= Washington State Department of Early Learning =

Government organization in Olympia, United States

The Washington State Department of Early Learning, or DEL, was a Washington state agency responsible for early childhood education. The agency was informed by the Washington State Early Learning Advisory Council. Governor Inslee signed House Bill 1661 on July 6, 2017, creating the Washington Department of Children, Youth, and Families (DCYF), part of which includes the work that DEL used to do. Its director is Ross Hunter.

== About ==
DEL was founded in 2006 as a Governor's cabinet-level agency by combining programs formerly housed in three agencies that were focused on early learning and support services such as parent education. They included the Division of Child Care and Early Learning at the Department of Social and Health Services.

Among other things, the agency is noted for focusing on public-private partnerships.

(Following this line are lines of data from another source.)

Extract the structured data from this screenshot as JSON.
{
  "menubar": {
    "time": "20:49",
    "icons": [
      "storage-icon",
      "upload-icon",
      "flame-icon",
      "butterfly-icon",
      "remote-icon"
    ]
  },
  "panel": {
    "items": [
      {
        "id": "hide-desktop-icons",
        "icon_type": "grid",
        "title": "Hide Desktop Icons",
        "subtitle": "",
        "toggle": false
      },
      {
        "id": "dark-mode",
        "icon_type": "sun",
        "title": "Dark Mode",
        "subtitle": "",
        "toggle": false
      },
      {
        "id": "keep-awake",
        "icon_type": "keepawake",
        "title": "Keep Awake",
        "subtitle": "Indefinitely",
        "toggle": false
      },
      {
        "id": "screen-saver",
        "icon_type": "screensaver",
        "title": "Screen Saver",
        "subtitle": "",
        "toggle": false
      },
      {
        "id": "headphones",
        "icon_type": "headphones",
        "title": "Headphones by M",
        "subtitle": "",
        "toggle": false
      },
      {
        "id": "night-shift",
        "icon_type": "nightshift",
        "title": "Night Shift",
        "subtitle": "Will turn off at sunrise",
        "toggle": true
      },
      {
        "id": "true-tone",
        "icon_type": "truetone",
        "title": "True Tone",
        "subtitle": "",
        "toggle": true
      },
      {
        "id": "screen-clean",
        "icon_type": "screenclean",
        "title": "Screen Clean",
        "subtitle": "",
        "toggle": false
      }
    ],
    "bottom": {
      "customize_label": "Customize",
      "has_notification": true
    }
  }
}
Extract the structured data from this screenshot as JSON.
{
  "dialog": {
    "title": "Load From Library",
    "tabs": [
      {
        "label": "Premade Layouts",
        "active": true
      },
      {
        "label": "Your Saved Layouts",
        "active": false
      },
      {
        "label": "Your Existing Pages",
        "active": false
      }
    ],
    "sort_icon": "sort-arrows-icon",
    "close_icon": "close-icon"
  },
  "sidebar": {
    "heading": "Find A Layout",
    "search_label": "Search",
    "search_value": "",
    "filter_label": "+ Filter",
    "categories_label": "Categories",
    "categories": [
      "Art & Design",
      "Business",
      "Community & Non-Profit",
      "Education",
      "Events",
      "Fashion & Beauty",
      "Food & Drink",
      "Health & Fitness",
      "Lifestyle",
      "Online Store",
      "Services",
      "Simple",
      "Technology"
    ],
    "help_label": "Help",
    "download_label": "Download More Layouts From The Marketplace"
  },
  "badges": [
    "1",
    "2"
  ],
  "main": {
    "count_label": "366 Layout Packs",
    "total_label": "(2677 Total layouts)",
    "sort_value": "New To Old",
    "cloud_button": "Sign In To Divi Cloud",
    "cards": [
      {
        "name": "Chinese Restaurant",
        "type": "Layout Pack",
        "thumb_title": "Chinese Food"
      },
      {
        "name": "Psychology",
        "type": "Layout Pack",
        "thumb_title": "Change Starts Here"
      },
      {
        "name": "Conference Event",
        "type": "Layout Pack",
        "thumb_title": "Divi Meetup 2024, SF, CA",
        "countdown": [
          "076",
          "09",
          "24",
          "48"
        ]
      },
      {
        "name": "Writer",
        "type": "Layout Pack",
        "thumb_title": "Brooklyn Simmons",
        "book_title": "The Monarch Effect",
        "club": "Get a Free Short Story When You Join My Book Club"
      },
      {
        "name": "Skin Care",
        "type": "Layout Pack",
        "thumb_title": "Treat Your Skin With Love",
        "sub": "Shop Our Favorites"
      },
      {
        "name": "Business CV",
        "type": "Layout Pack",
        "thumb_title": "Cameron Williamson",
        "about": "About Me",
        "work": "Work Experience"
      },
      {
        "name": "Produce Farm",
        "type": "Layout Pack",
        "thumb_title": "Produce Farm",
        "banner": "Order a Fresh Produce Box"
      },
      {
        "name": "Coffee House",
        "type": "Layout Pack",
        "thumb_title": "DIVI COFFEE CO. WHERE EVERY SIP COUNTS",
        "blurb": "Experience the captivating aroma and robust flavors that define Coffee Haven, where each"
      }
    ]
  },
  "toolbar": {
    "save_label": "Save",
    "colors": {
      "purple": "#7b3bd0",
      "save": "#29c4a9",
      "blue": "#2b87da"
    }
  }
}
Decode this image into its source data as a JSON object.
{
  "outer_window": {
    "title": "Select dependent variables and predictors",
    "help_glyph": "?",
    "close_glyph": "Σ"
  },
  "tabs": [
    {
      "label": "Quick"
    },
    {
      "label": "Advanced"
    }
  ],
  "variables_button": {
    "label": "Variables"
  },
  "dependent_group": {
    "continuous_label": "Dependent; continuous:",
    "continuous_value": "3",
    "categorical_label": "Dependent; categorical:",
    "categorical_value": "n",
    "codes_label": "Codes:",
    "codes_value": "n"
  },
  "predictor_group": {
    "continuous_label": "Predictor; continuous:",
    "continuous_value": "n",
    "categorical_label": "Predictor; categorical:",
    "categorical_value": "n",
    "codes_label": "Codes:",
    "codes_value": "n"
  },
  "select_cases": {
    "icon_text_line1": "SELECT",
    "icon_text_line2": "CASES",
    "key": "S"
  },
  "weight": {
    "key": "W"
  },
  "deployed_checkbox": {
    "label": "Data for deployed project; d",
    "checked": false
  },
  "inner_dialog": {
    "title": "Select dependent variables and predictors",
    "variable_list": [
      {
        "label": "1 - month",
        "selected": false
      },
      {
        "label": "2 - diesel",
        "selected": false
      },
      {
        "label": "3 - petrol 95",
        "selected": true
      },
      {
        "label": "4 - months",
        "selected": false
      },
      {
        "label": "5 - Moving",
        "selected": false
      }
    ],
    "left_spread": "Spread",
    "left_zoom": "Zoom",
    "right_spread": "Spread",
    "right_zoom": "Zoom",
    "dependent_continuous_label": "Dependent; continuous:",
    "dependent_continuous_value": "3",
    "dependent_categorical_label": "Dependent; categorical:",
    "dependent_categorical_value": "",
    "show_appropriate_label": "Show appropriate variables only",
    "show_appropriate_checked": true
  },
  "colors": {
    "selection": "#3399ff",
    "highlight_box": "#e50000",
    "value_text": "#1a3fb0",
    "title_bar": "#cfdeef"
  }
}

According to a publication from the European Union, Washington state law says,
"Except for licensing as required by Washington State law and to the extent allowed by federal law, the director of the department of early learning shall grant waivers from the rules of state agencies for the operation of early learning programs requested by non-governmental public-private partnerships to allow for flexibility to pursue market-based approaches to achieving the best outcomes for children and families."

== Duties ==
DEL licenses and monitors child care facilities. It oversees the Early Childhood Education and Assistance Program, a state-funded preschool program for low-income 3- and 4-year-olds. The agency sets policy for child care subsidy programs, and coordinates early intervention services for children birth to age 3 who have disabilities and/or developmental delays, including providing specialized instruction, speech therapy, occupational therapy, or physical therapy.

The agency partners with the Department of Social and Health Services and the Office of Superintendent of Public Instruction on a variety of issues.